Anyone who has dealt with feelings of shame and the desire to escape will relate to these essays.

HM: Right, and there’s that rumor that Catherine the Great had sex with a horse. Early on, when I told people about the anthology, many of them asked if Catherine the Great was going to be in it. What would that essay look like? An investigative report of whether an 18th-century empress engaged in bestiality?

This is a little bit of a tangent, but I really appreciate how, in the Hulu series The Great, you see that rumor get started by a disgruntled lady of the court. Because of course, that’s what it was! A nasty rumor designed to hurt the world’s most powerful woman. So yes, it is something I wanted to address. Maggie Shipstead’s essay bravely tackles the Freud of it all, who, as we all know, was obsessed with penises (which he called widdlers?), and likewise fascinated with horse penises for their size, and is therefore responsible for much of this mess. 

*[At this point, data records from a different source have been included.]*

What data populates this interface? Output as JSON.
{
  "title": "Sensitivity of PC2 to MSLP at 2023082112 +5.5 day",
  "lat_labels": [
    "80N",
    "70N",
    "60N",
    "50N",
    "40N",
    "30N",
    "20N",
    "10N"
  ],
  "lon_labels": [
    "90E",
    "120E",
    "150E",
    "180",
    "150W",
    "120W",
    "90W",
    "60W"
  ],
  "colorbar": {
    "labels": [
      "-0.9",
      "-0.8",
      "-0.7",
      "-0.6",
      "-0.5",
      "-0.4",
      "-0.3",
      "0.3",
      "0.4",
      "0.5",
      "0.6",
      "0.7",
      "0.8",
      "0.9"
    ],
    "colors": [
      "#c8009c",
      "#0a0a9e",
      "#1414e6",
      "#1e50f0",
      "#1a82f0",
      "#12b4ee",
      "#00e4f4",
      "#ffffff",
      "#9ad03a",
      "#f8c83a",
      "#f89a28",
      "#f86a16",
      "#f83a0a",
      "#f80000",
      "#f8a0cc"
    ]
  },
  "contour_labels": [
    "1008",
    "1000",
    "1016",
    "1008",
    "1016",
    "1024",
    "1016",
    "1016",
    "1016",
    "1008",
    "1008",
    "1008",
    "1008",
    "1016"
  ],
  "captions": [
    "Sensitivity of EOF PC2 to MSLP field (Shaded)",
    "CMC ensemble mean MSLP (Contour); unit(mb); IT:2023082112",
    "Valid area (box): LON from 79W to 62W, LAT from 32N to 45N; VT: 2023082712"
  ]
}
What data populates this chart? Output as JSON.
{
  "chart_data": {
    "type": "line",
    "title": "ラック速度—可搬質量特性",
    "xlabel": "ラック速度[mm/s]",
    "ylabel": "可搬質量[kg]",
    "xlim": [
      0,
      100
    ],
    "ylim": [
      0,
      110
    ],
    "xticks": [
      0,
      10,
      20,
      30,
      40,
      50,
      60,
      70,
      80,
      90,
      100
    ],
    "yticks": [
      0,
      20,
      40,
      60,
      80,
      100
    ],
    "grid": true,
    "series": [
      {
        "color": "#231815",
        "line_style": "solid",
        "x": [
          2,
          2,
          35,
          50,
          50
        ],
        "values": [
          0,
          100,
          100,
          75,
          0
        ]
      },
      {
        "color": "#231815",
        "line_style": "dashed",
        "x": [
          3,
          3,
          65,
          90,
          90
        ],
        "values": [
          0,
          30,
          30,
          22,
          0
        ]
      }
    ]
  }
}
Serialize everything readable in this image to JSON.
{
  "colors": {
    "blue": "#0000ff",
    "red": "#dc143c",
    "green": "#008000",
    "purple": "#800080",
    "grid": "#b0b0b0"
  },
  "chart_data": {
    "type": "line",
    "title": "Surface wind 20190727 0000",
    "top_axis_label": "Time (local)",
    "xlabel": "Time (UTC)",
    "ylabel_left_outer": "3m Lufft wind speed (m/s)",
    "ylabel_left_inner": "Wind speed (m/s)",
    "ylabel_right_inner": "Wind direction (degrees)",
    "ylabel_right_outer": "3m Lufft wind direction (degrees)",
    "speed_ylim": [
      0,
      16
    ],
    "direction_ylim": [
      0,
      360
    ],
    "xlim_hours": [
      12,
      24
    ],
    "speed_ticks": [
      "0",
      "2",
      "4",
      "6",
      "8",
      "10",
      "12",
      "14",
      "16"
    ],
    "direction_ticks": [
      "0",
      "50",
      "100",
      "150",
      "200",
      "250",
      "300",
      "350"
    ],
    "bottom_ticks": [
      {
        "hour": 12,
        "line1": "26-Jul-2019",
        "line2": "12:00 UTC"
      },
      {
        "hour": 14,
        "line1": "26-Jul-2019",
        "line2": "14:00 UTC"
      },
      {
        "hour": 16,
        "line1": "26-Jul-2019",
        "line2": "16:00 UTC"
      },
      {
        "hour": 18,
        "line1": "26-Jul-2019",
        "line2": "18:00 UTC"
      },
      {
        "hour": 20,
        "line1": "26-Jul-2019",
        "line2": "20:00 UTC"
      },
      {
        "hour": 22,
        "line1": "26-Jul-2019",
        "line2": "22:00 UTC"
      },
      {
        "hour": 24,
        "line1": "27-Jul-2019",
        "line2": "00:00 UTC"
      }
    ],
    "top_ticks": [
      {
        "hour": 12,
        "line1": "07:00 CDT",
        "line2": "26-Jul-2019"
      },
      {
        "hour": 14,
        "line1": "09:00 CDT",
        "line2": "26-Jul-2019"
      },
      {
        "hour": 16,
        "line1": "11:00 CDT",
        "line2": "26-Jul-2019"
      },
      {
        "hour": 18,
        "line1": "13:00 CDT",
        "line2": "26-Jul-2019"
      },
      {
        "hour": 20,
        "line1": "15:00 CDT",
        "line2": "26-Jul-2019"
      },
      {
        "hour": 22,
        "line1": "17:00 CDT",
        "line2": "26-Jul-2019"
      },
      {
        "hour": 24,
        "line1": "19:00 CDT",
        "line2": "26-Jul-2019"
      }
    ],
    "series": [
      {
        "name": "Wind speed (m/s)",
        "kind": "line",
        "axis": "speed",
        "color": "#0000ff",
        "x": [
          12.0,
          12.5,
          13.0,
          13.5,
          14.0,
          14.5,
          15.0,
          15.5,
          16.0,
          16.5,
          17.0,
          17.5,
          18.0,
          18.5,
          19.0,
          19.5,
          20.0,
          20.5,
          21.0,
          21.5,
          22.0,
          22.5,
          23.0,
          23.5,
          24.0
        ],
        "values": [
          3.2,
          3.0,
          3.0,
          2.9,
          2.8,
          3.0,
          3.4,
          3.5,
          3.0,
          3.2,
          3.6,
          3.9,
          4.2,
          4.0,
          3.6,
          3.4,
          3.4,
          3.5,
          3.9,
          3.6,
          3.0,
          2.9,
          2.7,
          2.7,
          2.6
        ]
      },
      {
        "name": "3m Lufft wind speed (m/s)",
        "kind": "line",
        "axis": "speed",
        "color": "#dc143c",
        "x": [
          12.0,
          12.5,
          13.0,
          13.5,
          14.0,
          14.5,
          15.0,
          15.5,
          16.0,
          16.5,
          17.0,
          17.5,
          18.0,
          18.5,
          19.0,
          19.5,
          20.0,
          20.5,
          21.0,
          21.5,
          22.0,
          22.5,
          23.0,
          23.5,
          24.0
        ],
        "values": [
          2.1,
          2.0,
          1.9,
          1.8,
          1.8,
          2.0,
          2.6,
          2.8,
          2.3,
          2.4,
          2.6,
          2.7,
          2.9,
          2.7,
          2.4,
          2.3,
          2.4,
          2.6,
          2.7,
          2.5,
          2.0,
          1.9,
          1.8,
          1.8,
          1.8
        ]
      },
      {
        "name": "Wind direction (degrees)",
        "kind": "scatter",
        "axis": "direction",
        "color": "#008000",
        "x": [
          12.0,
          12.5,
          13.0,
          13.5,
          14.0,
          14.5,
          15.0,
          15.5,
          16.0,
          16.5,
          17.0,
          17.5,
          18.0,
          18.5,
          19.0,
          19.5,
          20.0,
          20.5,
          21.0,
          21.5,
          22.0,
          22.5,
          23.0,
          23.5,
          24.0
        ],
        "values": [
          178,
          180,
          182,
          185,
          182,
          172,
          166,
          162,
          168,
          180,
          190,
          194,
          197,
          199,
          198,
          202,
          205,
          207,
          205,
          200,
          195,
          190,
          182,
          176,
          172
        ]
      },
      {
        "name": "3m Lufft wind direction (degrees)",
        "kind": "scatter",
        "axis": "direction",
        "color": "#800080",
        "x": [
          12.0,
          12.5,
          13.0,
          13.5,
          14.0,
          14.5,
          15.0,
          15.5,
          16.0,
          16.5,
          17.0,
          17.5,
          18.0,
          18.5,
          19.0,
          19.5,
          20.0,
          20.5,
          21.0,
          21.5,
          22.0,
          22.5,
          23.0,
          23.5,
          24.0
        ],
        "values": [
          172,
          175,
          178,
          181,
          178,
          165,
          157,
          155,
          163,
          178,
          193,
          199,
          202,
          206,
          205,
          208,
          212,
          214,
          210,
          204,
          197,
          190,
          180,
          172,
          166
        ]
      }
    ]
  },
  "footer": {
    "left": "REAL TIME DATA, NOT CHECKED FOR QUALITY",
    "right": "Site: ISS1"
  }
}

Less sensationally, it’s quite common for riding to be seen as a hobby with the chief purpose of deferring boyfriends (girlfriends are not even considered by these parents) and sexuality, generally. I know my parents had that motivation. 

ECE: That was actually such an eye-opening storyline in The Great and made me see the idea and intent of the horse sex story in a whole new way: that to be with a horse was somehow the ultimate slutiness, which you help explicate above, thanks Freud.

What haven’t we talked about yet that you’d like to touch on? What else do you want people to know about this book? 

HM: I wish I could go through and summarize each essay, because they are all so unique and wonderful, but I will restrain myself. Each one is worth reading, and not just for former horse girls anonymous. I think that anyone who pursued something fervently in their youth that they’ve struggled to incorporate into their adulthood will relate to these essays, as will anyone who has dealt with feelings of shame and the desire to escape.